Hap just shook his head. “It’s devilry, plain and simple.”
That night after supper he read to us from the Revelations. When he got to the part about the beast with seven heads and ten horns, and upon his horns ten crowns and upon his heads the name of blasphemy, I knowed he was talking bout that tractor.
T
HE REAL DEVIL
was that ole man. When Miz McAllan asked me to keep house for her like I done for Miz Conley,
I almost said no on account of Pappy. But Lilly May needed a special kind of boot for her clubfoot and Ruel and Marlon needed new clothes, they was growing so fast they was about to split the seams of their old ones, and Hap was wanting a second mule so he could work more acres so he could save enough to buy his own land, so I said I’d do it. I worked for Laura McAllan Monday to Friday unless I had a birthing or a mother who needed looking in on. My midwifing came first, I told her that when I took the job. She didn’t like it much but she said all right.
That ole man never gave her a minute’s peace, or me neither. Just set there all day long finding fault with everything and everybody. When he was in the house I thought up chores to do outside and when he was out on the porch I worked in the house. Still, sometimes I had to be in the same room with him and no help for it. Like one time I had ironing to do, mostly his ironing, he wore Sunday clothes every day of the week. He was setting at the kitchen table like always, smoking and cleaning the dirt from under his fingernails with a buck knife. Cept he couldn’t a been getting em too clean cause he was too busy eyeballing me.

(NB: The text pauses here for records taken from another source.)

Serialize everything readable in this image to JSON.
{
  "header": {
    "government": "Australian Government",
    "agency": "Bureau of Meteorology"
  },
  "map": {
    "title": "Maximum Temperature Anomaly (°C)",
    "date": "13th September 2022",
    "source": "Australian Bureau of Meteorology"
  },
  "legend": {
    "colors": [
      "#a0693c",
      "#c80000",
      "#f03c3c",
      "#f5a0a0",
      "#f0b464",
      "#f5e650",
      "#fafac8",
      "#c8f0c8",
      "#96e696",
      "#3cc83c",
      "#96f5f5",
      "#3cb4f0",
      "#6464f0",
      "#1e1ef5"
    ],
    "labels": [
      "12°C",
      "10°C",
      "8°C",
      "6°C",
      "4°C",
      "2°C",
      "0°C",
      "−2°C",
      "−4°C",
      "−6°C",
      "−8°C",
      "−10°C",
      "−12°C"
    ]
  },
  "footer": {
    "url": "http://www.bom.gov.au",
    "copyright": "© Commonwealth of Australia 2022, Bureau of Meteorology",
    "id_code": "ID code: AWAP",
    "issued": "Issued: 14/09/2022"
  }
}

“You better be careful, gal, or you’re gonna burn them sheets,” he said.
“Ain’t never burnt nothing yet, Mist McAllan.”
“See that you don’t.”
“Yessuh.”
He admired the dirt on the tip of the knife awhile, then he said, “How come that son of yours ain’t home from the war yet?”
“He ain’t been discharged yet,” I said.
“Guess they still need some more ditches dug over there, huh?”
“Ronsel ain’t digging ditches,” I said. “He’s a tank commander. He fought in a whole lot of battles.”
“That what he told you?”
“That what he done.”
The ole man laughed. “That boy’s pulling your leg, gal. Ain’t no way the Army would turn a tank worth thousands of dollars over to a nigger. No, ditch digger’s more like it. Course that don’t sound as good as ‘tank commander’ when you’re writing the folks back home.”
“My son’s a sergeant in the 761st Tank Battalion,” I said. “That’s the truth, whether you want to believe it or not.”
He gave a loud snort. I answered the only way I could, by starching his sheets till they was as stiff and scratchy as raw planks.
F
AIR
F
IELDS
. That’s what Henry wanted to call the farm. He announced this to me and the children one day after church, clearing his throat first with the self-consciousness of a small-town politician about to unveil a new statue for the town square.
“I think it has a nice ring to it, without being too fancy,” he said. “What do you girls think?”